Sunday, December 19, 2010

Mining Industrial News : Arcelor says raises Baffinland bid to C$1,25/shr

PARIS  - The world's largest steelmaker ArcelorMittal said on Saturday that it had raised its offer for Canadian miner Baffinland Iron Ore Mines to C$1,25 per share from a previous offer of C$1,10.

ArcelorMittal increased its friendly offer after Nunavut Iron Ore Acquisition Inc, backed by a U.S. private equity firm, said on Thursday it had acquired a total of over 15 million shares in a rival, hostile takeover bid. Nunavut raised its offer to C$1,35 a share on December 16.

The Luxembourg-based steel giant said in a statement that Baffinland's board of directors continued to recommend the bid, which would run out on Dec. 29.

ArcelorMittal has been seeking to expand its production of and long-term contracts for iron ore and coal, particularly as major suppliers Vale, Rio Tinto and BHP Billiton move to quarterly from annual contracts and pump up prices.

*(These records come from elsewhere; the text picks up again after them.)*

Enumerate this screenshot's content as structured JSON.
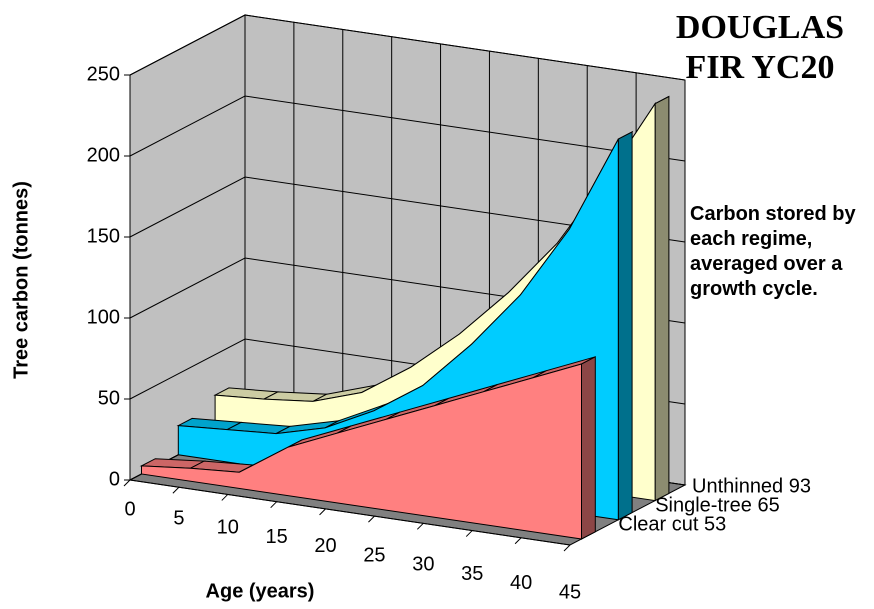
{
  "chart_data": {
    "type": "area3d",
    "title": "DOUGLAS FIR YC20",
    "annotation": "Carbon stored by each regime, averaged over a growth cycle.",
    "x_label": "Age (years)",
    "y_label": "Tree carbon (tonnes)",
    "x": [
      0,
      5,
      10,
      15,
      20,
      25,
      30,
      35,
      40,
      45
    ],
    "xlim": [
      0,
      45
    ],
    "ylim": [
      0,
      250
    ],
    "yticks": [
      0,
      50,
      100,
      150,
      200,
      250
    ],
    "grid": true,
    "series": [
      {
        "name": "Clear cut 53",
        "color": "#ff8080",
        "values": [
          5,
          8,
          10,
          30,
          43,
          56,
          69,
          82,
          95,
          108
        ]
      },
      {
        "name": "Single-tree 65",
        "color": "#00ccff",
        "values": [
          18,
          20,
          22,
          30,
          45,
          65,
          95,
          130,
          175,
          235
        ]
      },
      {
        "name": "Unthinned 93",
        "color": "#ffffcc",
        "values": [
          25,
          27,
          30,
          40,
          60,
          85,
          115,
          150,
          195,
          245
        ]
      }
    ]
  }
}
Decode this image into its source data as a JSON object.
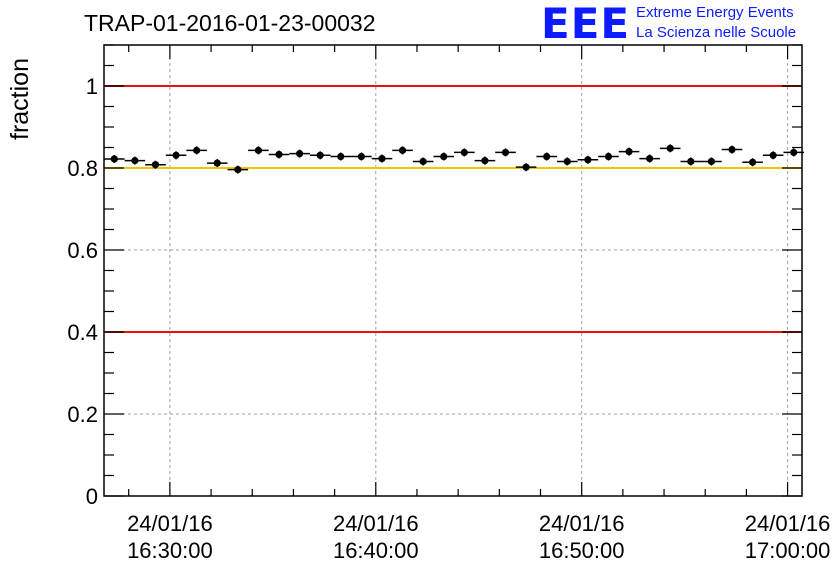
{
  "header": {
    "title": "TRAP-01-2016-01-23-00032",
    "logo_text": "EEE",
    "org_line1": "Extreme Energy Events",
    "org_line2": "La Scienza nelle Scuole"
  },
  "colors": {
    "logo": "#0d1cff",
    "limit_red": "#e8120c",
    "limit_yellow": "#f2c500",
    "points": "#000000",
    "grid": "#a0a0a0"
  },
  "chart_data": {
    "type": "scatter",
    "title": "TRAP-01-2016-01-23-00032",
    "xlabel": "",
    "ylabel": "fraction",
    "x_unit": "minutes after 16:00:00 on 24/01/16",
    "xlim": [
      26.8,
      60.7
    ],
    "ylim": [
      0,
      1.1
    ],
    "grid": true,
    "xticks": [
      {
        "date": "24/01/16",
        "time": "16:30:00",
        "value": 30
      },
      {
        "date": "24/01/16",
        "time": "16:40:00",
        "value": 40
      },
      {
        "date": "24/01/16",
        "time": "16:50:00",
        "value": 50
      },
      {
        "date": "24/01/16",
        "time": "17:00:00",
        "value": 60
      }
    ],
    "yticks": [
      "0",
      "0.2",
      "0.4",
      "0.6",
      "0.8",
      "1"
    ],
    "ytick_values": [
      0,
      0.2,
      0.4,
      0.6,
      0.8,
      1.0
    ],
    "reference_lines": [
      {
        "y": 1.0,
        "color": "red"
      },
      {
        "y": 0.8,
        "color": "yellow"
      },
      {
        "y": 0.4,
        "color": "red"
      }
    ],
    "bin_width": 1,
    "x": [
      27.3,
      28.3,
      29.3,
      30.3,
      31.3,
      32.3,
      33.3,
      34.3,
      35.3,
      36.3,
      37.3,
      38.3,
      39.3,
      40.3,
      41.3,
      42.3,
      43.3,
      44.3,
      45.3,
      46.3,
      47.3,
      48.3,
      49.3,
      50.3,
      51.3,
      52.3,
      53.3,
      54.3,
      55.3,
      56.3,
      57.3,
      58.3,
      59.3,
      60.3
    ],
    "y": [
      0.822,
      0.818,
      0.808,
      0.831,
      0.843,
      0.812,
      0.796,
      0.843,
      0.833,
      0.835,
      0.831,
      0.828,
      0.828,
      0.823,
      0.843,
      0.816,
      0.828,
      0.838,
      0.818,
      0.838,
      0.802,
      0.828,
      0.816,
      0.82,
      0.828,
      0.84,
      0.823,
      0.848,
      0.816,
      0.816,
      0.845,
      0.814,
      0.831,
      0.838
    ]
  }
}
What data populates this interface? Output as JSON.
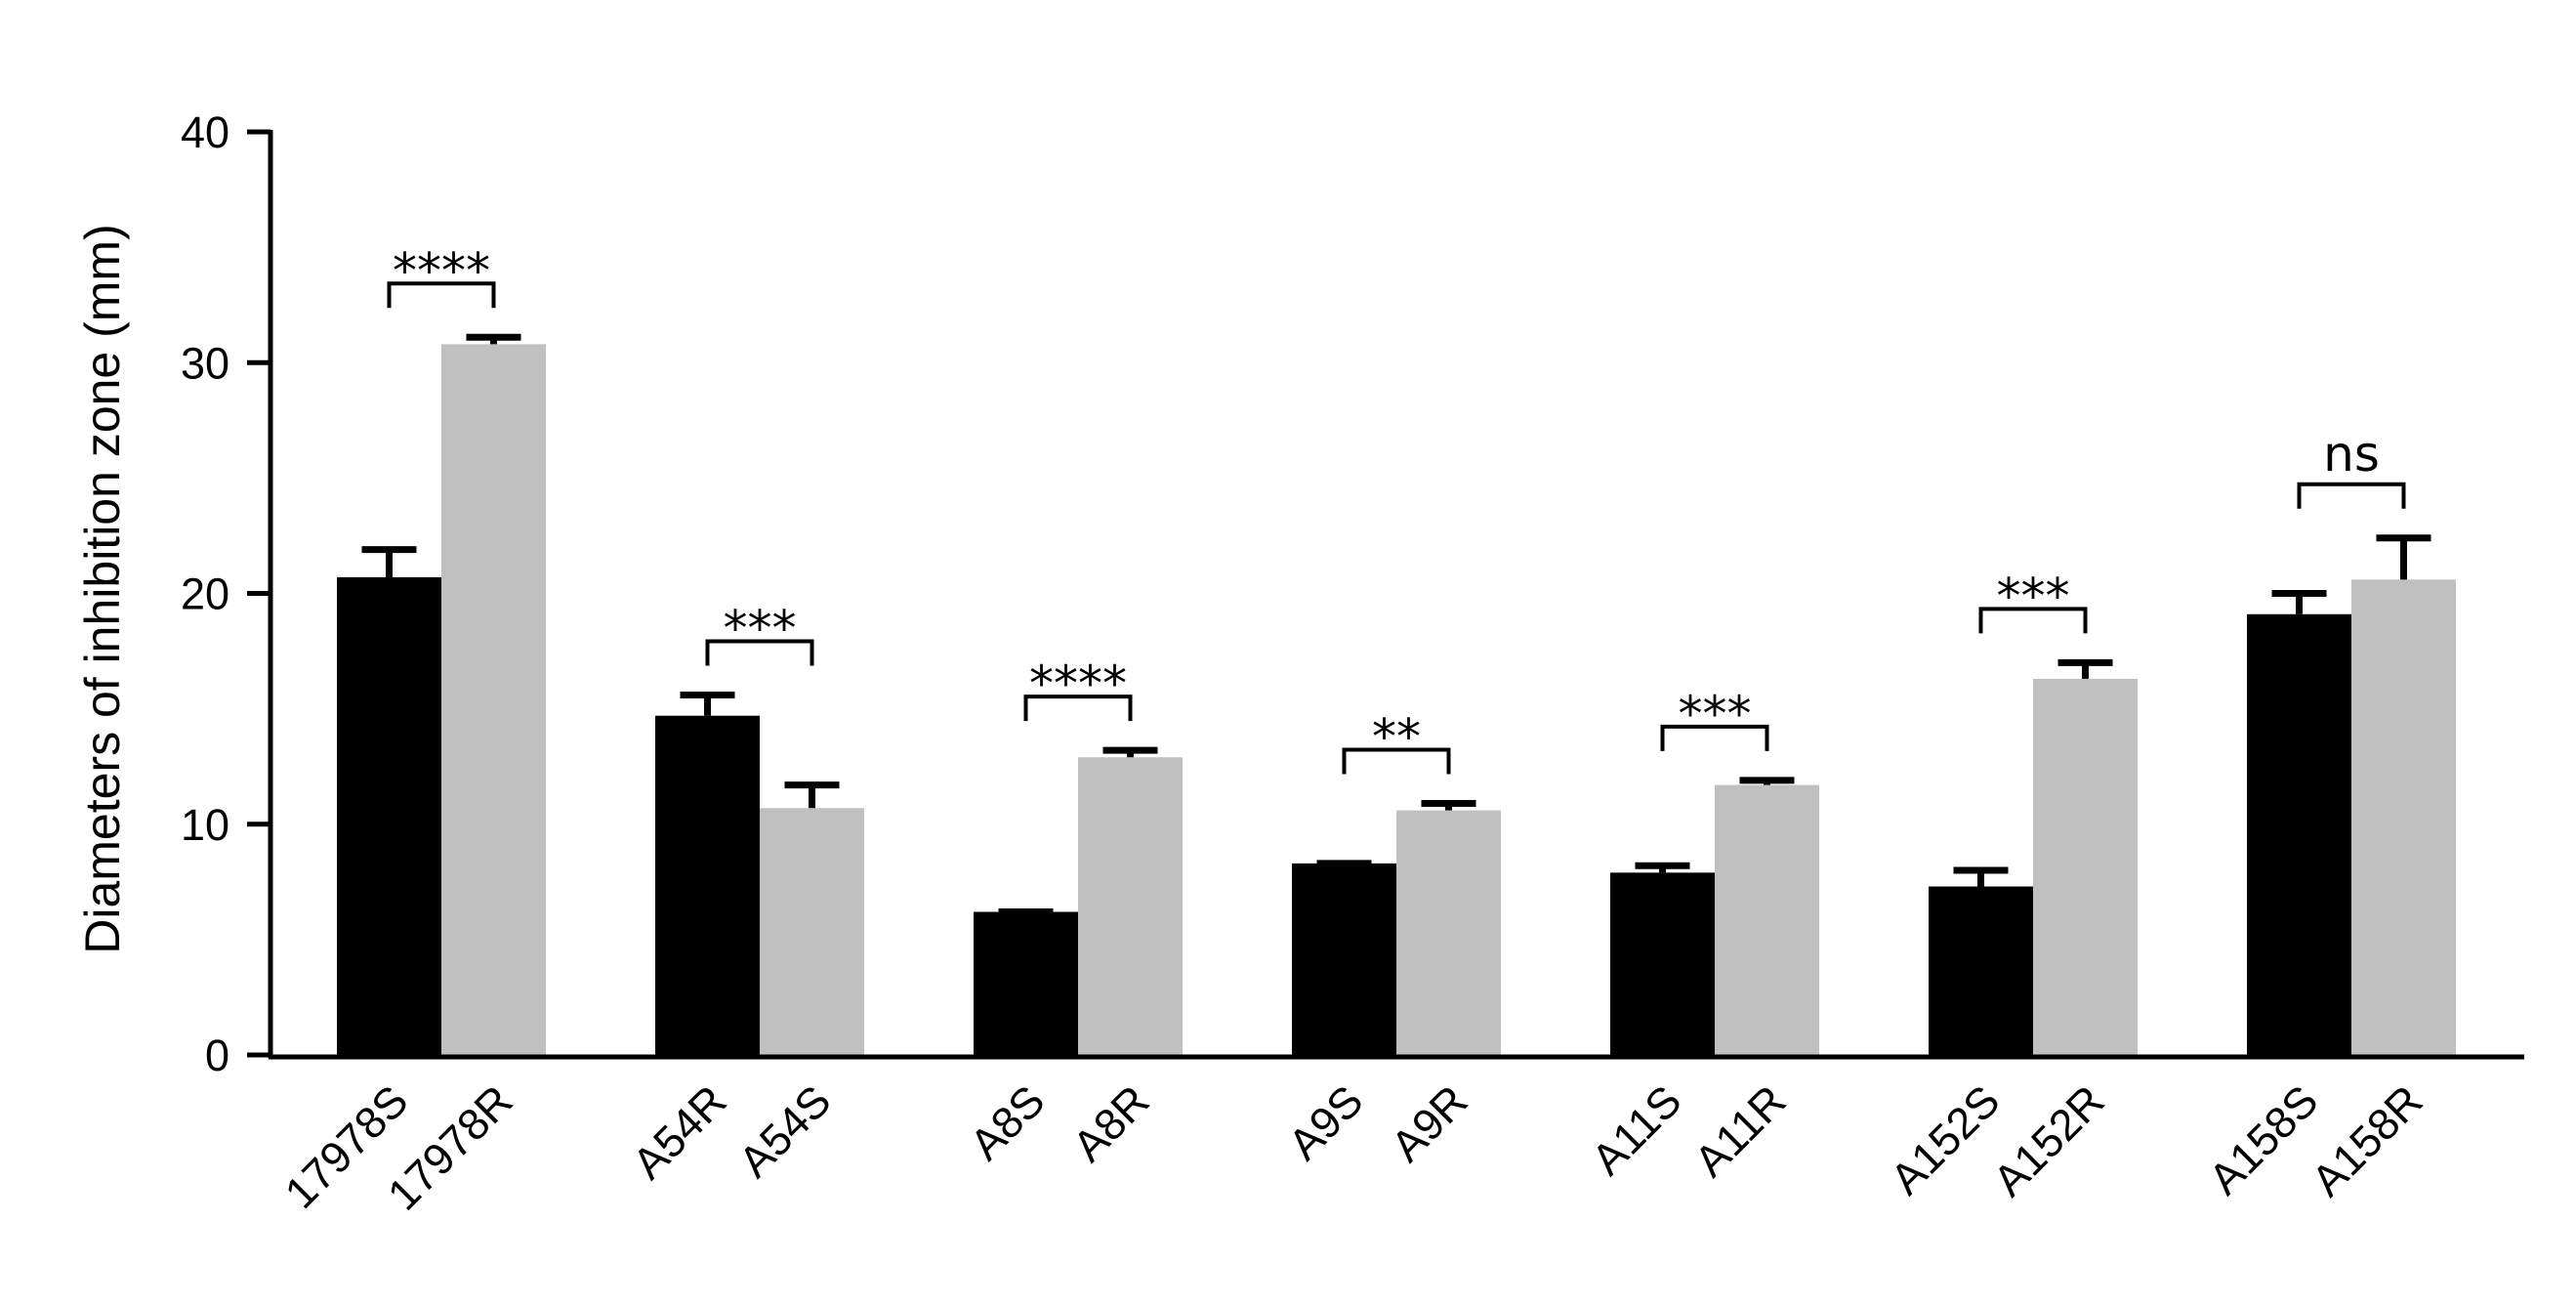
{
  "chart_data": {
    "type": "bar",
    "title": "",
    "xlabel": "",
    "ylabel": "Diameters of inhibition zone (mm)",
    "ylim": [
      0,
      40
    ],
    "yticks": [
      0,
      10,
      20,
      30,
      40
    ],
    "grid": false,
    "legend": "none",
    "colors": {
      "dark": "#000000",
      "light": "#c0c0c0"
    },
    "groups": [
      {
        "bars": [
          {
            "label": "17978S",
            "value": 20.7,
            "error": 1.2,
            "color": "dark"
          },
          {
            "label": "17978R",
            "value": 30.8,
            "error": 0.3,
            "color": "light"
          }
        ],
        "significance": "****"
      },
      {
        "bars": [
          {
            "label": "A54R",
            "value": 14.7,
            "error": 0.9,
            "color": "dark"
          },
          {
            "label": "A54S",
            "value": 10.7,
            "error": 1.0,
            "color": "light"
          }
        ],
        "significance": "***"
      },
      {
        "bars": [
          {
            "label": "A8S",
            "value": 6.2,
            "error": 0.0,
            "color": "dark"
          },
          {
            "label": "A8R",
            "value": 12.9,
            "error": 0.3,
            "color": "light"
          }
        ],
        "significance": "****"
      },
      {
        "bars": [
          {
            "label": "A9S",
            "value": 8.3,
            "error": 0.0,
            "color": "dark"
          },
          {
            "label": "A9R",
            "value": 10.6,
            "error": 0.3,
            "color": "light"
          }
        ],
        "significance": "**"
      },
      {
        "bars": [
          {
            "label": "A11S",
            "value": 7.9,
            "error": 0.3,
            "color": "dark"
          },
          {
            "label": "A11R",
            "value": 11.7,
            "error": 0.2,
            "color": "light"
          }
        ],
        "significance": "***"
      },
      {
        "bars": [
          {
            "label": "A152S",
            "value": 7.3,
            "error": 0.7,
            "color": "dark"
          },
          {
            "label": "A152R",
            "value": 16.3,
            "error": 0.7,
            "color": "light"
          }
        ],
        "significance": "***"
      },
      {
        "bars": [
          {
            "label": "A158S",
            "value": 19.1,
            "error": 0.9,
            "color": "dark"
          },
          {
            "label": "A158R",
            "value": 20.6,
            "error": 1.8,
            "color": "light"
          }
        ],
        "significance": "ns"
      }
    ]
  }
}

Nunavut Iron, which has been buying up Baffinland stock, said it had paid an average of C$1.2542 for the last chunk of over 6 million shares, raising the stakes in its takeover battle with ArcelorMittal.

Nunavut, a wholly owned subsidiary of Iron Ore Holdings LP, was incorporated in Canada in August specifically for the purpose of bidding for Baffinland.

Its parent company Iron Ore Holdings LP was incorporated in the United States for the same purpose. Both are backed by private equity firm the Energy and Minerals Group.

Baffinland is a Toronto-based junior mining explorer that is sitting on enough iron ore to supply all of Europe from its Mary River project on Baffin Island in the infrastructure-poor Canadian Arctic territory of Nunavut.